Salt of the Earth book review: From desi firm to global giant

By: |
March 15, 2015 12:13 AM

Salt of the Earth takes us on a ride to the past and future of Tata Chemicals

Salt of the Earth: The Story of Tata Chemicals
Philip Chacko & Christabelle Noronha
Westland
Pp 392
R599

WHEN JAMSETJI Tata was first sparked by the iron and steel idea, he found his path blocked at every other turn by what his biographer Frank Harris called “those curious impediments which dog the steps of pioneers who attempt to modernise the East”. This melancholy account of the situation that prevailed in colonial India could well sum up the genesis of Tata Chemicals.

Tata Chemicals was born amid a turbulent India and surging nationalist sentiments. It was about the time Indian entrepreneurs were encouraged to venture into industries that were the preserve of Britishers.

During the late 1910s, Kapilram Vakil, a Manchester-educated enthusiast of the subject of chemistry, unknowingly laid the founding stone for the would-be-giant of India’s chemical industry. He had just returned to his homeland and started a salt production unit. Long before Tata Chemicals, which came into being in 1939, Tata Group had acquired Okha Salt Works, a company Vakil founded in 1926.

But it was in 1944 that Jehangir Ratanji Dadabhoy Tata, or JRD, made an attempt to venture in the chemicals industry. His efforts bore buds (if not fruits) when Tatas established their first heavy chemicals plant in Mithapur, a coastal village in present-day Gujarat.

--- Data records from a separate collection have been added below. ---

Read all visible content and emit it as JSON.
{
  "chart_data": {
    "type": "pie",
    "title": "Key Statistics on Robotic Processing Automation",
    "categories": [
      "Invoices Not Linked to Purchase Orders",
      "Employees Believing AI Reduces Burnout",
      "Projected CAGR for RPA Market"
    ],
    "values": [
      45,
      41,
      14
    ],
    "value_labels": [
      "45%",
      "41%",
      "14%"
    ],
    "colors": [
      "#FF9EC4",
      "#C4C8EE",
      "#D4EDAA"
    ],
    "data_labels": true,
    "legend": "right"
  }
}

The authors of the book, Philip Chacko and Christabelle Noronha, offer a nuanced account of the greater and lesser moments of Tata Chemicals’ coming into being and its growth.

The book gives a vivid account of Vakil’s life, the high risks that the firm’s management had to take during its adolescence, the hurdles to Tata’s diversification attempts during the 1980s and 90s, and the transformation and rediscovery of Tata Chemicals after February, 1992, thanks to the opening up of the domestic economy.

After a journey of three quarters of a century and numerous ups and downs without which the company could never have got as far as it has, Tata Chemicals is ready to embrace the future, which could be as eventful as its past.